Cada vez resta menos para que termine el año 2020; un año que ha tenido de todo: desde la pandemia Covid-19 hasta la muerte de Maradona. En este tiempo, Chile aprobó un plebiscito para enterrar definitivamente la constitución pinochetista; Trump perdió las elecciones desconociendo los resultados; Guaidó se quedó en eso, en seguir siendo Guaidó, sin más pena ni gloria que una autoproclamación sin efectos; en Perú modificaron el Congreso y luego el presidente, hasta dos veces, sin necesidad de acudir a las urnas; en Ecuador cambiaron varias veces de vicepresidente; se consolidó el eje progresista Argentina-México con dos presidentes muy protagónicos en lo geopolítico, Alberto Fernández y Andrés Manuel López Obrador, cada cual a su manera.
En esta América Latina tensionada, Bolivia nuevamente se convirtió en el epicentro en este 2020, sobre todo porque nos dejó varias lecciones imprescindibles para tener en cuenta en los meses venideros.
Primero, no se consigue tan fácilmente la desaparición de una identidad política arraigada en la ciudadanía, ni con un golpe de Estado, ni con proscripciones, ni con persecución.
Segundo, el neoliberalismo demuestra una vez más su incapacidad para consolidar democracias, gestionar la economía (en lo macro y en lo micro), administrar el Estado, garantizar estabilidad institucional, proporcionar seguridad jurídica.
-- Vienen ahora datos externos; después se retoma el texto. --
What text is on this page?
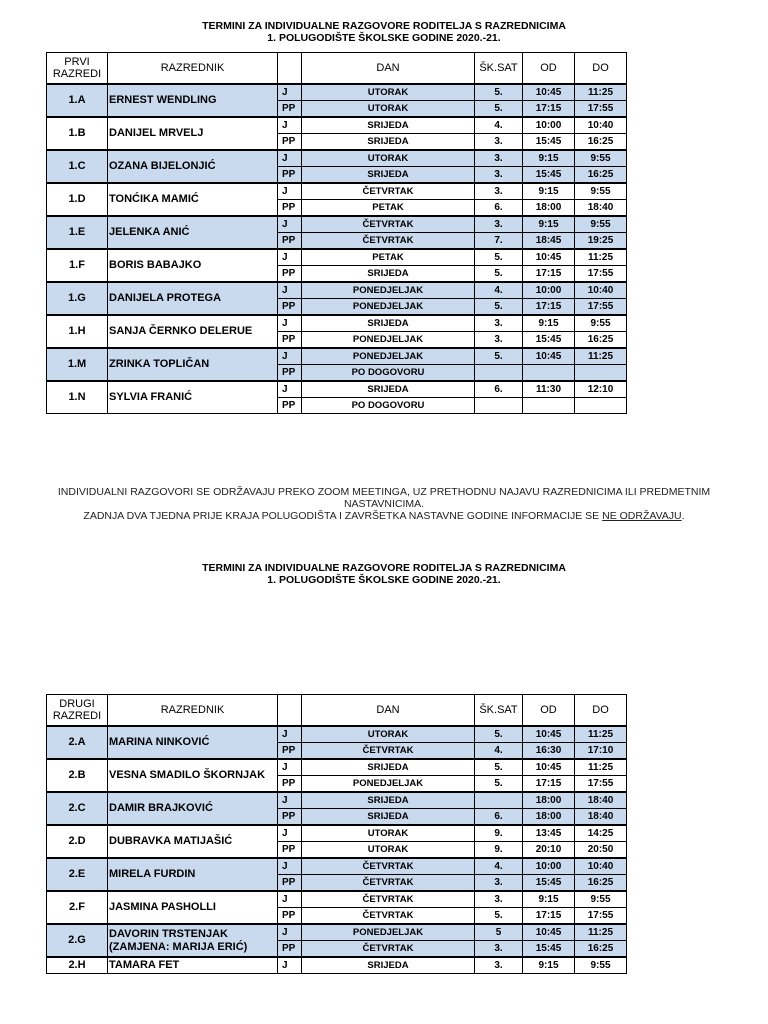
TERMINI ZA INDIVIDUALNE RAZGOVORE RODITELJA S RAZREDNICIMA
1. POLUGODIŠTE ŠKOLSKE GODINE 2020.-21.
PRVI
RAZREDI	RAZREDNIK		DAN	ŠK.SAT	OD	DO
1.A	ERNEST WENDLING	J	UTORAK	5.	10:45	11:25
		PP	UTORAK	5.	17:15	17:55
1.B	DANIJEL MRVELJ	J	SRIJEDA	4.	10:00	10:40
		PP	SRIJEDA	3.	15:45	16:25
1.C	OZANA BIJELONJIĆ	J	UTORAK	3.	9:15	9:55
		PP	SRIJEDA	3.	15:45	16:25
1.D	TONĆIKA MAMIĆ	J	ČETVRTAK	3.	9:15	9:55
		PP	PETAK	6.	18:00	18:40
1.E	JELENKA ANIĆ	J	ČETVRTAK	3.	9:15	9:55
		PP	ČETVRTAK	7.	18:45	19:25
1.F	BORIS BABAJKO	J	PETAK	5.	10:45	11:25
		PP	SRIJEDA	5.	17:15	17:55
1.G	DANIJELA PROTEGA	J	PONEDJELJAK	4.	10:00	10:40
		PP	PONEDJELJAK	5.	17:15	17:55
1.H	SANJA ČERNKO DELERUE	J	SRIJEDA	3.	9:15	9:55
		PP	PONEDJELJAK	3.	15:45	16:25
1.M	ZRINKA TOPLIČAN	J	PONEDJELJAK	5.	10:45	11:25
		PP	PO DOGOVORU			
1.N	SYLVIA FRANIĆ	J	SRIJEDA	6.	11:30	12:10
		PP	PO DOGOVORU			
INDIVIDUALNI RAZGOVORI SE ODRŽAVAJU PREKO ZOOM MEETINGA, UZ PRETHODNU NAJAVU RAZREDNICIMA ILI PREDMETNIM NASTAVNICIMA.
ZADNJA DVA TJEDNA PRIJE KRAJA POLUGODIŠTA I ZAVRŠETKA NASTAVNE GODINE INFORMACIJE SE NE ODRŽAVAJU.
TERMINI ZA INDIVIDUALNE RAZGOVORE RODITELJA S RAZREDNICIMA
1. POLUGODIŠTE ŠKOLSKE GODINE 2020.-21.
DRUGI
RAZREDI	RAZREDNIK		DAN	ŠK.SAT	OD	DO
2.A	MARINA NINKOVIĆ	J	UTORAK	5.	10:45	11:25
		PP	ČETVRTAK	4.	16:30	17:10
2.B	VESNA SMADILO ŠKORNJAK	J	SRIJEDA	5.	10:45	11:25
		PP	PONEDJELJAK	5.	17:15	17:55
2.C	DAMIR BRAJKOVIĆ	J	SRIJEDA		18:00	18:40
		PP	SRIJEDA	6.	18:00	18:40
2.D	DUBRAVKA MATIJAŠIĆ	J	UTORAK	9.	13:45	14:25
		PP	UTORAK	9.	20:10	20:50
2.E	MIRELA FURDIN	J	ČETVRTAK	4.	10:00	10:40
		PP	ČETVRTAK	3.	15:45	16:25
2.F	JASMINA PASHOLLI	J	ČETVRTAK	3.	9:15	9:55
		PP	ČETVRTAK	5.	17:15	17:55
2.G	DAVORIN TRSTENJAK (ZAMJENA: MARIJA ERIĆ)	J	PONEDJELJAK	5	10:45	11:25
		PP	ČETVRTAK	3.	15:45	16:25
2.H	TAMARA FET	J	SRIJEDA	3.	9:15	9:55
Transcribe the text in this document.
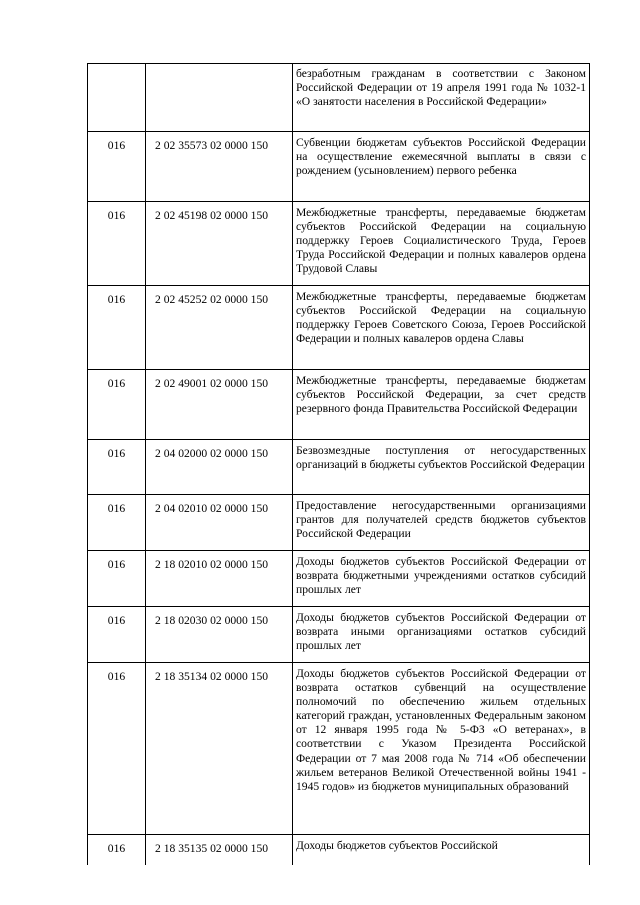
		безработным гражданам в соответствии с Законом Российской Федерации от 19 апреля 1991 года № 1032-1 «О занятости населения в Российской Федерации»
016	2 02 35573 02 0000 150	Субвенции бюджетам субъектов Российской Федерации на осуществление ежемесячной выплаты в связи с рождением (усыновлением) первого ребенка
016	2 02 45198 02 0000 150	Межбюджетные трансферты, передаваемые бюджетам субъектов Российской Федерации на социальную поддержку Героев Социалистического Труда, Героев Труда Российской Федерации и полных кавалеров ордена Трудовой Славы
016	2 02 45252 02 0000 150	Межбюджетные трансферты, передаваемые бюджетам субъектов Российской Федерации на социальную поддержку Героев Советского Союза, Героев Российской Федерации и полных кавалеров ордена Славы
016	2 02 49001 02 0000 150	Межбюджетные трансферты, передаваемые бюджетам субъектов Российской Федерации, за счет средств резервного фонда Правительства Российской Федерации
016	2 04 02000 02 0000 150	Безвозмездные поступления от негосударственных организаций в бюджеты субъектов Российской Федерации
016	2 04 02010 02 0000 150	Предоставление негосударственными организациями грантов для получателей средств бюджетов субъектов Российской Федерации
016	2 18 02010 02 0000 150	Доходы бюджетов субъектов Российской Федерации от возврата бюджетными учреждениями остатков субсидий прошлых лет
016	2 18 02030 02 0000 150	Доходы бюджетов субъектов Российской Федерации от возврата иными организациями остатков субсидий прошлых лет
016	2 18 35134 02 0000 150	Доходы бюджетов субъектов Российской Федерации от возврата остатков субвенций на осуществление полномочий по обеспечению жильем отдельных категорий граждан, установленных Федеральным законом от 12 января 1995 года № 5-ФЗ «О ветеранах», в соответствии с Указом Президента Российской Федерации от 7 мая 2008 года № 714 «Об обеспечении жильем ветеранов Великой Отечественной войны 1941 - 1945 годов» из бюджетов муниципальных образований
016	2 18 35135 02 0000 150	Доходы бюджетов субъектов Российской
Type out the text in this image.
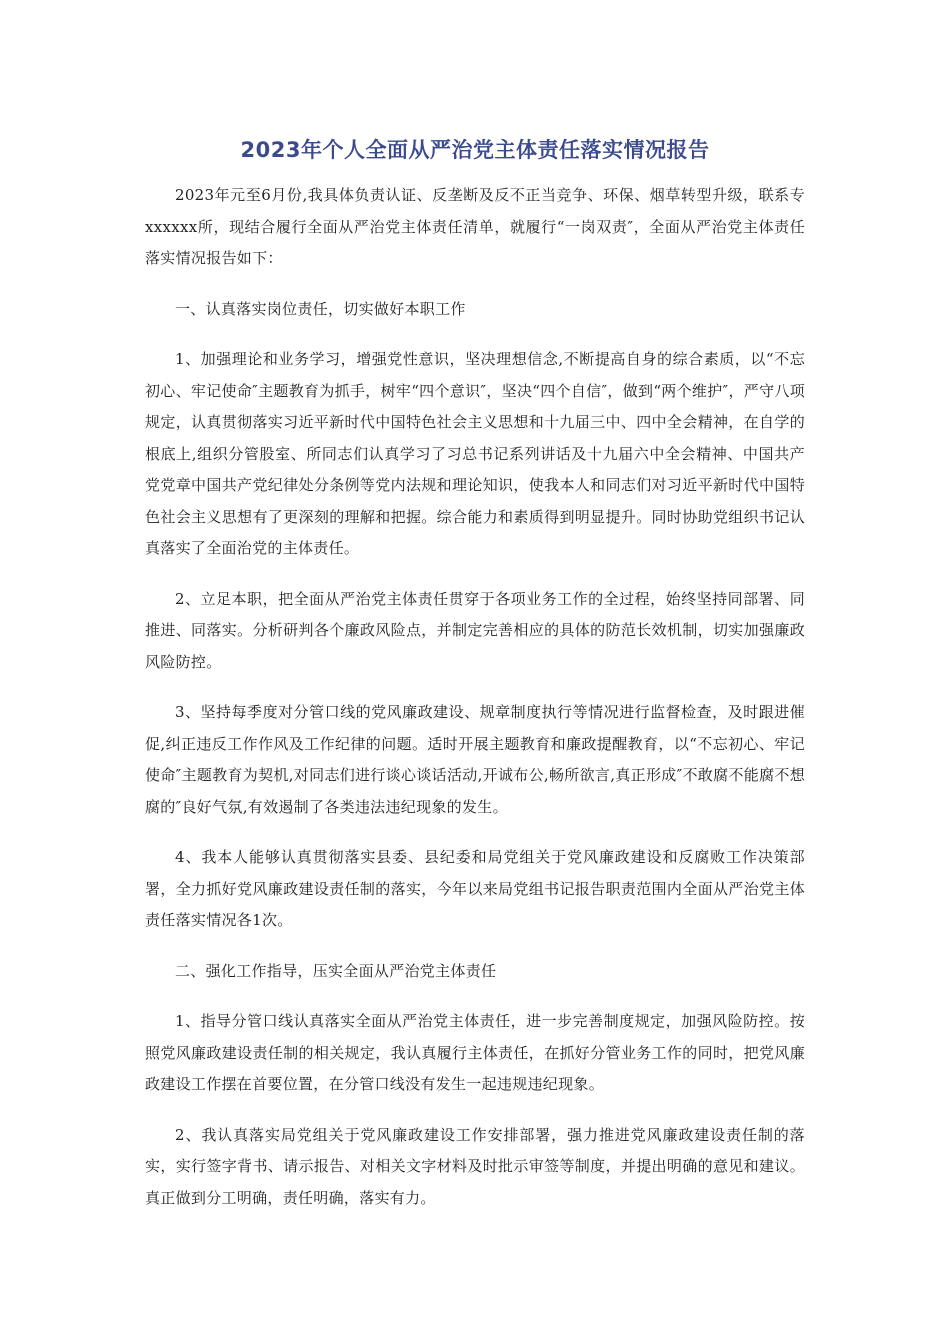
2023年个人全面从严治党主体责任落实情况报告

2023年元至6月份,我具体负责认证、反垄断及反不正当竞争、环保、烟草转型升级，联系专xxxxxx所，现结合履行全面从严治党主体责任清单，就履行“一岗双责″，全面从严治党主体责任落实情况报告如下：

一、认真落实岗位责任，切实做好本职工作

1、加强理论和业务学习，增强党性意识，坚决理想信念,不断提高自身的综合素质，以“不忘初心、牢记使命″主题教育为抓手，树牢“四个意识″，坚决“四个自信″，做到“两个维护″，严守八项规定，认真贯彻落实习近平新时代中国特色社会主义思想和十九届三中、四中全会精神，在自学的根底上,组织分管股室、所同志们认真学习了习总书记系列讲话及十九届六中全会精神、中国共产党党章中国共产党纪律处分条例等党内法规和理论知识，使我本人和同志们对习近平新时代中国特色社会主义思想有了更深刻的理解和把握。综合能力和素质得到明显提升。同时协助党组织书记认真落实了全面治党的主体责任。

2、立足本职，把全面从严治党主体责任贯穿于各项业务工作的全过程，始终坚持同部署、同推进、同落实。分析研判各个廉政风险点，并制定完善相应的具体的防范长效机制，切实加强廉政风险防控。

3、坚持每季度对分管口线的党风廉政建设、规章制度执行等情况进行监督检查，及时跟进催促,纠正违反工作作风及工作纪律的问题。适时开展主题教育和廉政提醒教育，以“不忘初心、牢记使命″主题教育为契机,对同志们进行谈心谈话活动,开诚布公,畅所欲言,真正形成″不敢腐不能腐不想腐的″良好气氛,有效遏制了各类违法违纪现象的发生。

4、我本人能够认真贯彻落实县委、县纪委和局党组关于党风廉政建设和反腐败工作决策部署，全力抓好党风廉政建设责任制的落实，今年以来局党组书记报告职责范围内全面从严治党主体责任落实情况各1次。

二、强化工作指导，压实全面从严治党主体责任

1、指导分管口线认真落实全面从严治党主体责任，进一步完善制度规定，加强风险防控。按照党风廉政建设责任制的相关规定，我认真履行主体责任，在抓好分管业务工作的同时，把党风廉政建设工作摆在首要位置，在分管口线没有发生一起违规违纪现象。

2、我认真落实局党组关于党风廉政建设工作安排部署，强力推进党风廉政建设责任制的落实，实行签字背书、请示报告、对相关文字材料及时批示审签等制度，并提出明确的意见和建议。真正做到分工明确，责任明确，落实有力。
Tercero, las convicciones son rentables electoralmente a pesar de lo que digan muchos manuales ortodoxos de comunicación política. Un corpus ideológico, bien traducido en propuestas cabales, cuando sintonizan con los sentidos comunes tienen alta probabilidad de tener mayorías
Cuarto, gobernar desgasta mucho y limita la posibilidad de reciclar la épica, el relato, la narrativa, los horizontes. En el caso del MAS, en este corto periodo de tiempo afuera de la gestión gubernamental, se regeneraron dinámicas que habían quedado relativamente oxidadas algún tiempo atrás.
Quinto, la derecha no siempre está unida, ni es tan monolítica ni homogénea como se presupone. Pasó en Bolivia y ha pasado en muchos otros países de América Latina. Existen muchos más matices en el universo conservador del que nos imaginamos (visiones regionales, intereses económicos, vínculos internacionales, etc.)
Sexto, los grandes medios de comunicación se han convertido en objetos de consumo masivo, de entretenimiento, pero no constituyen ninguna fuente de credibilidad. Si hiciéramos un ejercicio de correlación estadística simple entre cantidad de portadas y titulares en contra de Evo y Arce en Bolivia, o de Cristina Fernández de Kirchner en Argentina, e intención de voto, nos encontraríamos una relación inversa.
Séptimo, las redes sociales importan, pero resulta importante dimensionarlas en su justa medida. El crecimiento de ese universo es evidente, pero no hay que confundir ese progreso con considerar que todo el mundo decide su voto según lo que lea en Twitter, Facebook o Instagram. Aún resta mucho por conocer cómo ellas transforman nuestras mentes, nuestros pensamientos y nuestras preferencias políticas y electorales.
Octavo, y no por último menos importante: todos aquellos que pregonan que no hay relevo detrás de los liderazgos históricos de la izquierda latinoamericana vuelven a hacerse trampas al solitario. Lucho Arce y Alberto Fernández ya son presidentes. Hay muchas probabilidades que Andrés Arauz lo sea en Ecuador. Hay líderes como Daniel Jadue en Chile, Verónika Mendoza en Perú y Gustavo Petro en Colombia, que también tienen significativas opciones para ello.
Son todos aprendizajes útiles para lo que se viene en nuestra América Latina en disputa.